Gold steadies ahead of Fed rate decision, headed for a fourth consecutive drop early Wednesday as investors awaited a widely anticipated interest rate hike from the Federal Reserve.
The decision, which most market watchers believe will be a quarter-percentage point, is designed as a counter to surging inflation. Higher interest rates are typically bearish for gold because other assets become more attractive to investors. And the yellow metal is a traditional hedge against inflation, so a reduction in inflation would also be bearish for gold.
Front-month gold futures fell 1.6% Tuesday to $1,929.70 an ounce on Comex and is down 2.8% in the first two days of this week. Gold advanced 5.8% last month after dropping 1.8% in January, its worst month since September. It retreated 3.5% in 2021. Currently, the April contract is down $10.50 (-0.54%) an ounce to $1,919.20 and the DG spot price is $1,913.70.
Holdings in SPDR Gold Trust, the world’s largest gold-backed exchange-traded fund, fell 0.2% Tuesday to 1,061.8 metric tons, Reuters reported.
While gold traded near a two-week low, prices remained elevated on haven demand amid the ongoing conflict between Russia and Ukraine. U.S. President Joe Biden is set to travel to Europe to discuss the crisis with NATO allies next week. The United Nations has said the Ukrainian refugee count has surged above 3 million. Ukrainian President Volodymyr Zelenskyy is also set to virtually address a joint session of the U.S. Congress on Wednesday.

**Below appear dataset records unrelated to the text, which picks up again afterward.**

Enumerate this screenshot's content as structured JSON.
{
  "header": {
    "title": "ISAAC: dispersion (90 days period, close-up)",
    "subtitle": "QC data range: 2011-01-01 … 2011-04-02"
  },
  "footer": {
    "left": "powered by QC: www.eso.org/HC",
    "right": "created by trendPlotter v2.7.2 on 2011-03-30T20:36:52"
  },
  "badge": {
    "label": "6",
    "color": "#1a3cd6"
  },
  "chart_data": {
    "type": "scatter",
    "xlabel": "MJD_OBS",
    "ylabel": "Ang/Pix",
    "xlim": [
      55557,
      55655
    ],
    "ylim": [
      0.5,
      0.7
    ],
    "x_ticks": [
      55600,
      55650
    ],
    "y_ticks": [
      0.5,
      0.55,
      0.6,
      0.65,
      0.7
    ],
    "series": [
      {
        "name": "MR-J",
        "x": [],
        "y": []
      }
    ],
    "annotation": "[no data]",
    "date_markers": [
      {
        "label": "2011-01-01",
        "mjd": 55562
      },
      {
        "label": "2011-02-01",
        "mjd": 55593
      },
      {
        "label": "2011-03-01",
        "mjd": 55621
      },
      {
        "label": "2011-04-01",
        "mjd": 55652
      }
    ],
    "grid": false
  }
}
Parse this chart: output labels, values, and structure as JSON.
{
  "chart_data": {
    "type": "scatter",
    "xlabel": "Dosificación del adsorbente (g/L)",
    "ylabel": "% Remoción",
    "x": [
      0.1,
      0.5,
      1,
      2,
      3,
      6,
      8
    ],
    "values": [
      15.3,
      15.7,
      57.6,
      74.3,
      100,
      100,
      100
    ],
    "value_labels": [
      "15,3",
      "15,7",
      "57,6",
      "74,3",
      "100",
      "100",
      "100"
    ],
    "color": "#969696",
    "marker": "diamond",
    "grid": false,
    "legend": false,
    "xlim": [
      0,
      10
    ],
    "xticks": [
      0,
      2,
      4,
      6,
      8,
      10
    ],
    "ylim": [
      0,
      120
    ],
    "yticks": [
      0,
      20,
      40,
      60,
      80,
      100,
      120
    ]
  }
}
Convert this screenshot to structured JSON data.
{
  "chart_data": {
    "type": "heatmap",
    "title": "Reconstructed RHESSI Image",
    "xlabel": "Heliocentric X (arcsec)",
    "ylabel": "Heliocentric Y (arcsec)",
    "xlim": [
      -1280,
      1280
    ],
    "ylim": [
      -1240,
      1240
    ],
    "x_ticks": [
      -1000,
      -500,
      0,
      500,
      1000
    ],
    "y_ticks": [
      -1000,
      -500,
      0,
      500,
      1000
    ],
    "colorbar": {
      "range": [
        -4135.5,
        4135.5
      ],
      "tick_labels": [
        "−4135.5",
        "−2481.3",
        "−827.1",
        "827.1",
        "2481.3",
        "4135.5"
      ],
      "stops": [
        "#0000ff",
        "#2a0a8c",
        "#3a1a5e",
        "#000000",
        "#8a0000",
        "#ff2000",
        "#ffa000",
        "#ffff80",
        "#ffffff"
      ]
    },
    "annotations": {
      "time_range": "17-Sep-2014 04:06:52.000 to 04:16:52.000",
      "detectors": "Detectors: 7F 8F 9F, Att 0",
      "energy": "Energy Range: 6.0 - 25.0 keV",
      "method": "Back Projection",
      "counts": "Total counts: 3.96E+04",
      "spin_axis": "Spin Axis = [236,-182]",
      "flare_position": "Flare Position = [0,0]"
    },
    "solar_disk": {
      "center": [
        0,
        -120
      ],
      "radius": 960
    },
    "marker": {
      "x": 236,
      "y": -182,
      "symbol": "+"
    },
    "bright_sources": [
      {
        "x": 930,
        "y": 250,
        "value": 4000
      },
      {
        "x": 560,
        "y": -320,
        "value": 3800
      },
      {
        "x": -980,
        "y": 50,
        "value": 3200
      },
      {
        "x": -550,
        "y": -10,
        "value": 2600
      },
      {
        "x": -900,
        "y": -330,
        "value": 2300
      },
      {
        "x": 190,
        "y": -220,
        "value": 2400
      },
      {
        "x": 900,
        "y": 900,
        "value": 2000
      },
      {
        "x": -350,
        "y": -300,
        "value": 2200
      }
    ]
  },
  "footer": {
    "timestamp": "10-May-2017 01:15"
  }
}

Russia’s central bank said Tuesday that it would stop buying gold from banks so that they can meet increased demand from households. The country has come under crippling Western sanctions in response to its invasion of Ukraine.
In addition to the Fed announcement and Chairman Jerome Powell’s press conference Wednesday, investors were economic reports Wednesday on U.S. retail sales and home building.
Front-month silver futures retreated 0.6% Tuesday to $25.16 an ounce on Comex and is down 3.8% so far this week. Silver surged 8.8% in February after dropping 4.1% in January. It fell 12% in 2021. Silver prices are tied to industrial demand. The May contract is off currently, down $0.163 (-0.65%) an ounce to $24.995 and the DG spot price is $24.80.
Spot palladium edged up 0.8% Tuesday to $2,459.00 an ounce, though it’s down 12% in the first two days of the week and has retreated from last week’s record rally to $3,440.76. Russia produces about 40% of the world’s palladium, and the metal’s main use is in catalytic converters for gasoline-powered vehicles. There are already vehicle shortages and price increases for automobiles, and Russia’s Nornickel is the world’s largest supplier of palladium. The metal gained 5.3% last month after rallying 24% in January. It retreated 22% in 2021. The metal continues its volatility with the current DG spot price up $45.50 an ounce to $2,482.50.
Spot platinum decreased 4.7% Tuesday to $999.60 an ounce and is down 7.5% in the first two days of the week. The metal advanced 1.7% in February after rising 5.7% in January. It lost 9.4% last year. The DG spot price is currently up $12.30 an ounce to $1,017.80.